Zhang Jimei, Zhu Ling, Zhou Jianping, Yu Qunying, Yang Guangyuan, Luo Chaoli, Meng Jianguo, Xing Shan, Liu Jing, Mou Donggang, Yang Xuming
Gastroenterology Department, Chenggong Hospital, Yan'an Hospital Affiliated to Kunming Medical University, Kunming, Yunnan 650505, China.
Orthopedics Department, Chenggong Hospital, Yan'an Hospital Affiliated to Kunming Medical University, Kunming, Yunnan 650505, China.
Tissue Cell. 2025 Oct;96:102972. doi: 10.1016/j.tice.2025.102972. Epub 2025 May 9.
Bone marrow mesenchymal stem cells (BMSCs) are stem cells that reside in bone marrow and have multidirectional differentiation potential. BMSCs have been used to treat bone injury. However, long-term passage leads to the aging of BMSCs and the weakening of osteogenic differentiation. Furthermore, brain-derived neurotrophic factor (BDNF) may enhance the antiaging ability of BMSCs. The purpose of this study was to investigate the role of BDNF in the senescence and osteogenic differentiation of human BMSCs (hBMSCs).
The senescence of hBMSCs was induced by successive passages. The mRNA and protein expression levels were measured using RTqPCR and Western blotting. Alkaline phosphatase (ALP) and alizarin red S (ARS) staining were used to identify osteogenic differentiation in the cells.
After long-term passage, the hBMSCs morphologically gradually expanded and appeared flat, cell viability decreased, the number of fibroblast-like colony-forming units (CFU-Fs) decreased, and the number of β-galactosidase (SA-β-gal)-positive cells and the mRNA expression levels of the senescence-related genes p53, p21 and p16 increased. The activity of ALP, the level of calcium salt deposition and the protein levels of runt-related transcription factor 2 (RUNX2), osteocalcin (OCN), osteopontin (OPN) and BDNF were significantly decreased. Subsequent research indicated that the senescence and inhibition of the osteogenic differentiation of hBMSCs induced by long-term culture were caused by low expression of BDNF. From a mechanistic standpoint, BDNF can activate the phosphatidylinositol 3-kinase/protein kinase B (PI3K/AKT) pathway by upregulating the expression of tropomyosin receptor kinase B (TrkB), thereby improving the senescence and inhibition of the osteogenic differentiation of hBMSCs caused by long-term passage.

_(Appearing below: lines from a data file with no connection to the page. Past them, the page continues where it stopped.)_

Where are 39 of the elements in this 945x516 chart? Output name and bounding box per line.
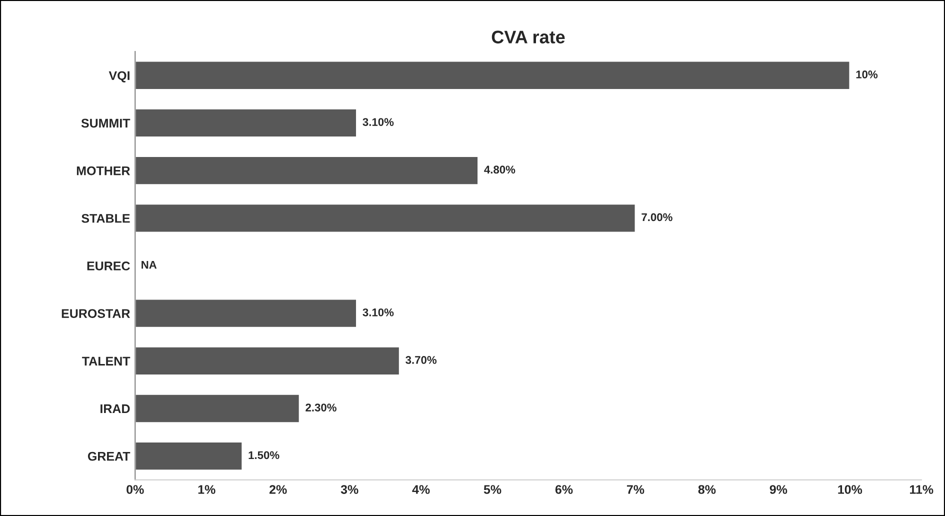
y-tick-label: SUMMIT [81, 118, 130, 128]
x-tick-label: 9% [770, 485, 788, 494]
y-tick-label: MOTHER [76, 166, 130, 176]
x-tick-label: 8% [698, 485, 716, 494]
data-label: 4.80% [484, 166, 516, 174]
x-tick-label: 6% [555, 485, 573, 494]
bar [135, 156, 479, 186]
x-tick-label: 5% [484, 485, 502, 494]
data-label: 3.10% [362, 118, 394, 126]
bar [135, 346, 400, 376]
y-tick-label: TALENT [82, 356, 130, 366]
y-tick-label: EUROSTAR [62, 309, 130, 318]
text: NA [142, 260, 157, 269]
chart-title: CVA rate [492, 30, 565, 44]
data-label: 3.10% [362, 308, 394, 316]
bar [135, 203, 636, 234]
y-tick-label: GREAT [88, 452, 130, 461]
data-label: 3.70% [406, 356, 437, 364]
x-tick-label: 0% [126, 485, 144, 494]
data-label: 7.00% [642, 213, 672, 222]
y-tick-label: STABLE [82, 214, 130, 223]
x-tick-label: 3% [340, 485, 358, 494]
data-label: 10% [856, 70, 878, 78]
x-tick-label: 4% [412, 485, 430, 494]
x-tick-label: 11% [910, 485, 934, 494]
x-tick-label: 7% [626, 485, 644, 494]
bar [135, 298, 358, 328]
data-label: 2.30% [306, 404, 336, 412]
y-tick-label: VQI [108, 71, 130, 82]
y-tick-label: IRAD [100, 404, 130, 414]
data-label: 1.50% [248, 451, 280, 460]
y-tick-label: EUREC [87, 262, 130, 270]
x-tick-label: 2% [269, 485, 287, 494]
bar [135, 60, 851, 90]
x-tick-label: 10% [838, 485, 862, 494]
bar [135, 441, 244, 472]
bar [135, 394, 300, 424]
bar [135, 108, 358, 138]
x-tick-label: 1% [198, 485, 216, 494]
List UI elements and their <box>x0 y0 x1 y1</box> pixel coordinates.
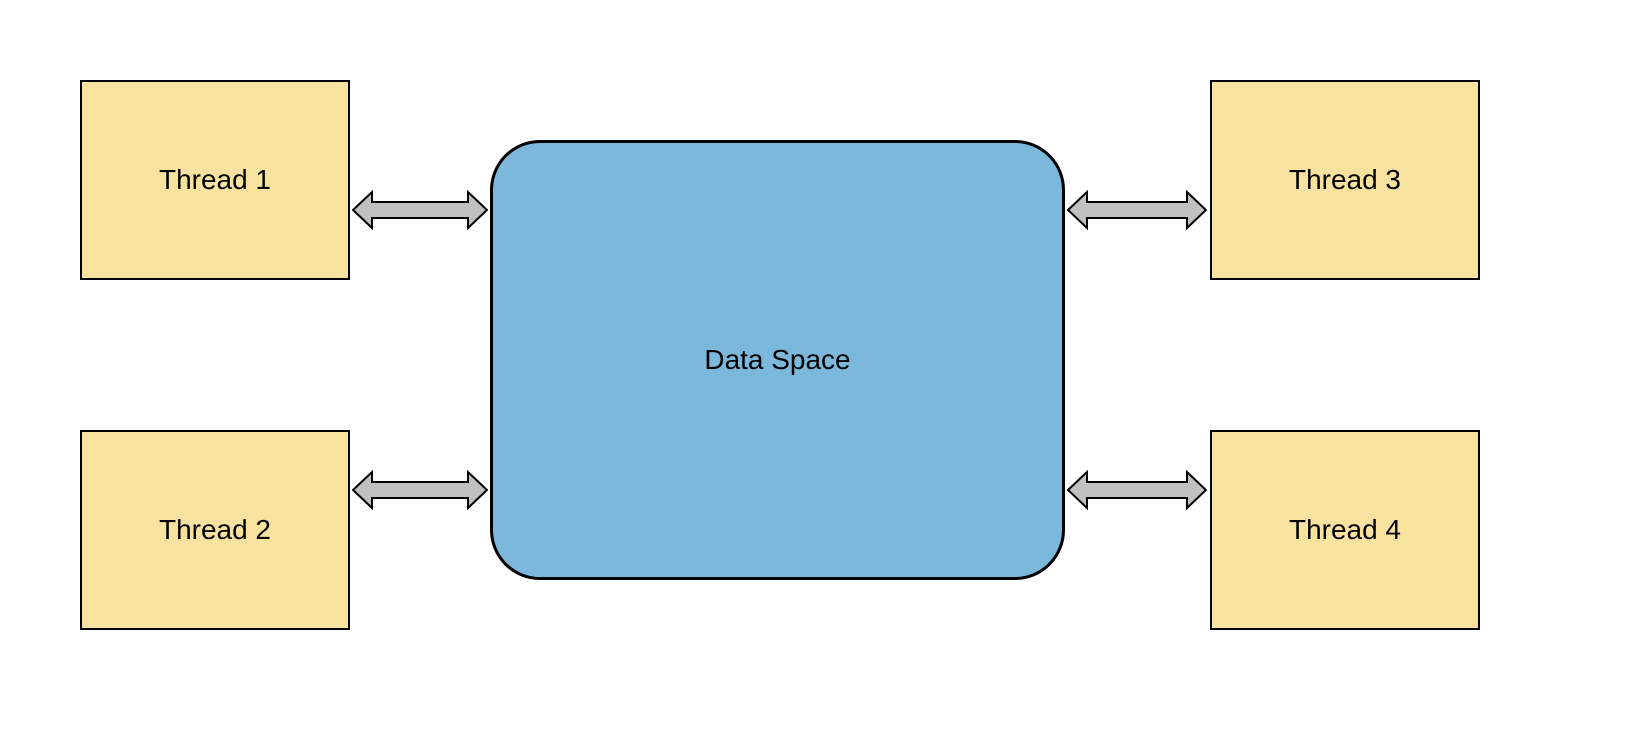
arrow-thread1-dataspace <box>352 190 488 230</box>
node-thread2: Thread 2 <box>80 430 350 630</box>
node-dataspace: Data Space <box>490 140 1065 580</box>
node-thread1-label: Thread 1 <box>159 164 271 196</box>
node-thread3: Thread 3 <box>1210 80 1480 280</box>
arrow-dataspace-thread3 <box>1067 190 1207 230</box>
node-thread2-label: Thread 2 <box>159 514 271 546</box>
node-thread3-label: Thread 3 <box>1289 164 1401 196</box>
node-thread4-label: Thread 4 <box>1289 514 1401 546</box>
node-thread4: Thread 4 <box>1210 430 1480 630</box>
node-dataspace-label: Data Space <box>704 344 850 376</box>
arrow-dataspace-thread4 <box>1067 470 1207 510</box>
node-thread1: Thread 1 <box>80 80 350 280</box>
arrow-thread2-dataspace <box>352 470 488 510</box>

BDNF improves the senescence and inhibition of the osteogenic differentiation of hBMSCs caused by long-term passage via regulation of the TrkB/PI3K/AKT signaling axis.
骨髓间充质干细胞(BMSCs)是存在于骨髓中的干细胞,具有多向分化潜能。BMSCs已被用于治疗骨损伤。然而,长期传代导致BMSCs衰老和成骨分化能力减弱。此外,脑源性神经营养因子(BDNF)可能增强BMSCs的抗衰老能力。本研究的目的是探讨BDNF在人BMSCs(hBMSCs)衰老和成骨分化中的作用。

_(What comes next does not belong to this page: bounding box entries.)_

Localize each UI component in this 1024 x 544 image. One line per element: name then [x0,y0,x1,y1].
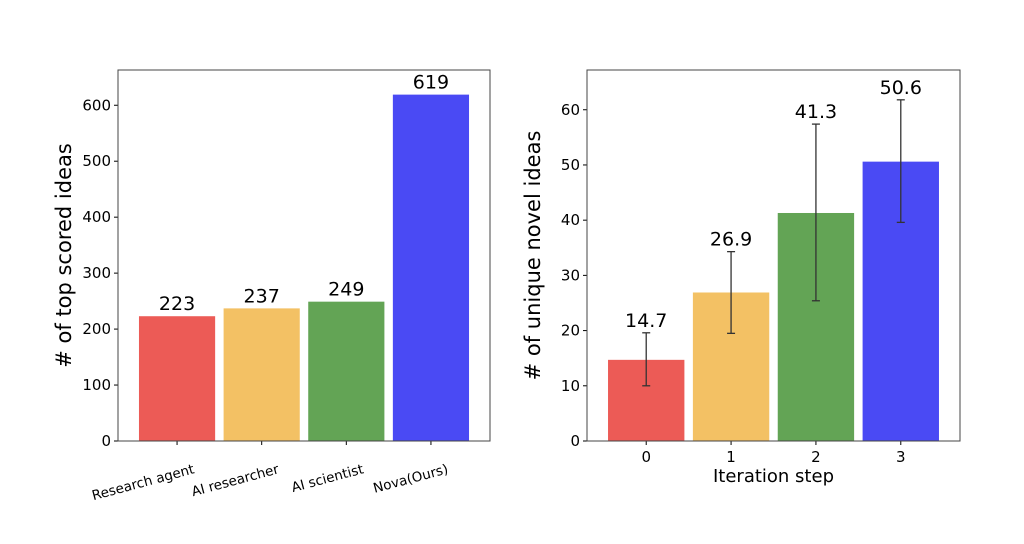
y-tick-label: 0 [101,432,111,450]
data-label: 14.7 [625,310,667,332]
bar [223,308,300,441]
data-label: 237 [244,285,280,307]
axes-frame [586,69,961,442]
axes-frame [117,69,491,442]
y-tick-label: 0 [570,432,580,450]
x-tick-label: Research agent [90,461,196,504]
data-label: 223 [159,293,195,315]
y-tick-label: 300 [82,264,111,282]
y-tick-label: 40 [561,211,580,229]
y-tick-label: 10 [561,377,580,395]
x-axis-label: Iteration step [713,466,834,487]
x-tick-label: AI scientist [290,461,366,496]
y-tick-label: 100 [82,376,111,394]
subplot-1: 223 Research agent 237 AI researcher 249 AI s… [52,69,491,504]
x-tick-label: 3 [896,448,906,466]
y-tick-label: 500 [82,152,111,170]
data-label: 41.3 [795,101,837,123]
y-tick-label: 200 [82,320,111,338]
x-tick-label: 2 [811,448,821,466]
y-tick-label: 20 [561,322,580,340]
data-label: 249 [328,279,364,301]
y-axis-label: # of unique novel ideas [521,131,545,381]
y-tick-label: 400 [82,208,111,226]
y-tick-label: 600 [82,96,111,114]
y-tick-label: 50 [561,156,580,174]
bar [392,94,470,442]
data-label: 26.9 [710,229,752,251]
data-label: 50.6 [880,77,922,99]
y-tick-label: 60 [561,101,580,119]
x-tick-label: AI researcher [190,461,281,500]
x-tick-label: Nova(Ours) [372,461,450,496]
x-tick-label: 1 [726,448,736,466]
y-axis-label: # of top scored ideas [52,143,76,368]
bar [308,301,385,441]
bar [138,316,216,441]
y-tick-label: 30 [561,266,580,284]
x-tick-label: 0 [641,448,651,466]
data-label: 619 [413,72,449,94]
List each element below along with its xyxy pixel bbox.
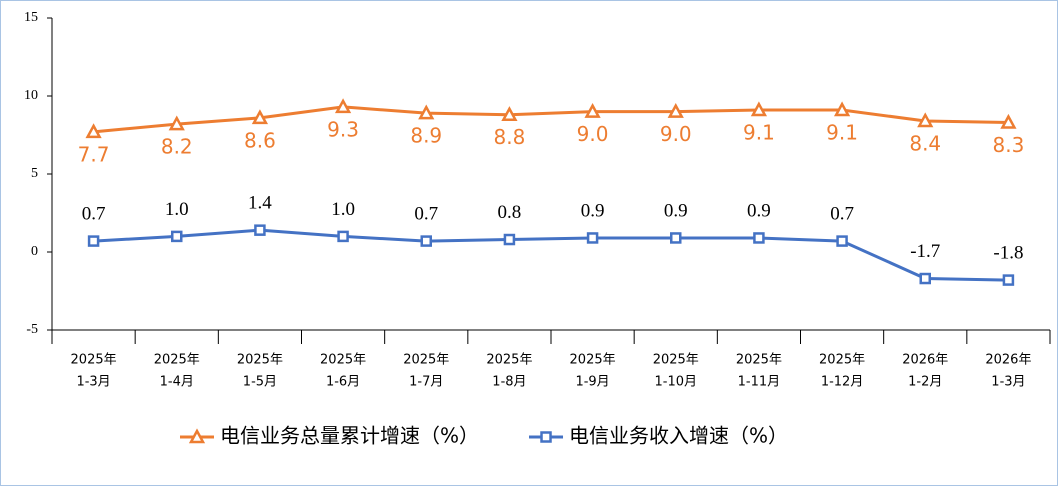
x-tick-label: 2025年 xyxy=(653,353,699,368)
marker xyxy=(917,112,934,128)
legend: 电信业务总量累计增速（%） 电信业务收入增速（%） xyxy=(180,424,788,448)
marker xyxy=(420,235,432,247)
marker xyxy=(833,101,851,117)
marker xyxy=(85,123,102,139)
series-line xyxy=(93,105,1009,134)
data-label: 9.1 xyxy=(826,121,858,145)
marker xyxy=(584,102,601,118)
data-label: 9.1 xyxy=(743,121,775,145)
marker xyxy=(836,235,848,247)
marker xyxy=(670,232,682,244)
marker xyxy=(188,428,206,444)
data-label: 0.7 xyxy=(82,203,106,224)
x-tick-label: 1-4月 xyxy=(160,375,194,390)
marker xyxy=(334,98,352,114)
x-tick-label: 1-11月 xyxy=(738,375,781,390)
marker xyxy=(667,102,684,118)
data-label: 1.0 xyxy=(331,199,355,220)
marker xyxy=(586,232,599,244)
series-line xyxy=(93,228,1009,282)
data-label: 9.0 xyxy=(660,122,692,146)
data-label: 7.7 xyxy=(78,142,110,166)
x-tick-label: 2025年 xyxy=(486,353,532,368)
x-tick-label: 2026年 xyxy=(902,353,948,368)
x-tick-label: 1-6月 xyxy=(326,375,360,390)
x-tick-label: 2025年 xyxy=(819,353,865,368)
data-label: 8.2 xyxy=(161,135,193,159)
x-tick-label: 2025年 xyxy=(403,353,449,368)
marker xyxy=(1000,113,1017,129)
data-label: 8.4 xyxy=(909,131,941,155)
legend-label: 电信业务总量累计增速（%） xyxy=(220,424,479,448)
data-label: 9.0 xyxy=(577,122,609,146)
marker xyxy=(503,233,516,246)
x-tick-label: 1-9月 xyxy=(575,375,609,390)
marker xyxy=(540,431,552,443)
x-tick-label: 2026年 xyxy=(985,353,1031,368)
marker xyxy=(418,104,435,120)
x-tick-label: 2025年 xyxy=(154,353,200,368)
x-tick-label: 1-8月 xyxy=(492,375,526,390)
marker xyxy=(337,230,349,243)
y-tick-label: 15 xyxy=(24,10,38,25)
data-label: 0.7 xyxy=(830,203,854,224)
y-tick-label: 5 xyxy=(31,166,38,181)
x-tick-label: 1-12月 xyxy=(821,375,864,390)
x-tick-label: 2025年 xyxy=(320,353,366,368)
data-label: 1.0 xyxy=(165,199,189,220)
x-tick-label: 2025年 xyxy=(71,353,117,368)
data-label: 1.4 xyxy=(248,193,272,214)
data-label: 8.3 xyxy=(993,133,1025,157)
marker xyxy=(919,272,931,285)
data-label: -1.8 xyxy=(993,242,1023,263)
y-tick-label: -5 xyxy=(26,322,38,337)
marker xyxy=(750,101,768,117)
data-label: 8.6 xyxy=(244,128,276,152)
x-tick-label: 1-5月 xyxy=(243,375,277,390)
y-tick-label: 0 xyxy=(31,244,38,259)
data-label: 0.9 xyxy=(581,200,605,221)
data-label: 0.7 xyxy=(414,203,438,224)
data-label: 8.8 xyxy=(494,125,526,149)
marker xyxy=(753,232,765,244)
marker xyxy=(251,109,269,125)
data-label: 0.9 xyxy=(747,200,771,221)
marker xyxy=(87,235,100,247)
data-label: 8.9 xyxy=(410,124,442,148)
x-tick-label: 2025年 xyxy=(570,353,616,368)
x-tick-label: 1-7月 xyxy=(409,375,443,390)
marker xyxy=(501,106,518,121)
data-label: 0.9 xyxy=(664,200,688,221)
x-tick-label: 2025年 xyxy=(736,353,782,368)
data-label: 0.8 xyxy=(498,202,522,223)
x-tick-label: 1-3月 xyxy=(76,375,110,390)
y-tick-label: 10 xyxy=(24,88,38,103)
data-label: 9.3 xyxy=(327,117,359,141)
x-tick-label: 2025年 xyxy=(237,353,283,368)
legend-label: 电信业务收入增速（%） xyxy=(569,424,788,448)
x-tick-label: 1-3月 xyxy=(991,375,1025,390)
marker xyxy=(168,115,185,131)
marker xyxy=(254,224,266,236)
marker xyxy=(171,230,183,243)
x-tick-label: 1-10月 xyxy=(654,375,697,390)
marker xyxy=(1002,274,1015,286)
data-label: -1.7 xyxy=(910,241,940,262)
x-tick-label: 1-2月 xyxy=(908,375,942,390)
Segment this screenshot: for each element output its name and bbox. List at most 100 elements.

通过连续传代诱导hBMSCs衰老。采用RTqPCR和蛋白质免疫印迹法检测mRNA和蛋白质表达水平。用碱性磷酸酶(ALP)和茜素红S(ARS)染色鉴定细胞的成骨分化。
长期传代后,hBMSCs形态逐渐变大且变扁平,细胞活力下降,成纤维细胞样集落形成单位(CFU-Fs)数量减少,β-半乳糖苷酶(SA-β-gal)阳性细胞数量以及衰老相关基因p53、p21和p16的mRNA表达水平增加。ALP活性、钙盐沉积水平以及 runt相关转录因子2(RUNX2)、骨钙素(OCN)、骨桥蛋白(OPN)和BDNF的蛋白质水平显著降低。后续研究表明,长期培养诱导的hBMSCs衰老和成骨分化抑制是由BDNF低表达引起的。从机制角度来看,BDNF可通过上调原肌球蛋白受体激酶B(TrkB)的表达激活磷脂酰肌醇3激酶/蛋白激酶B(PI3K/AKT)通路,从而改善长期传代导致的hBMSCs衰老和成骨分化抑制。
BDNF通过调节TrkB/PI3K/AKT信号轴改善长期传代导致的hBMSCs衰老和成骨分化抑制。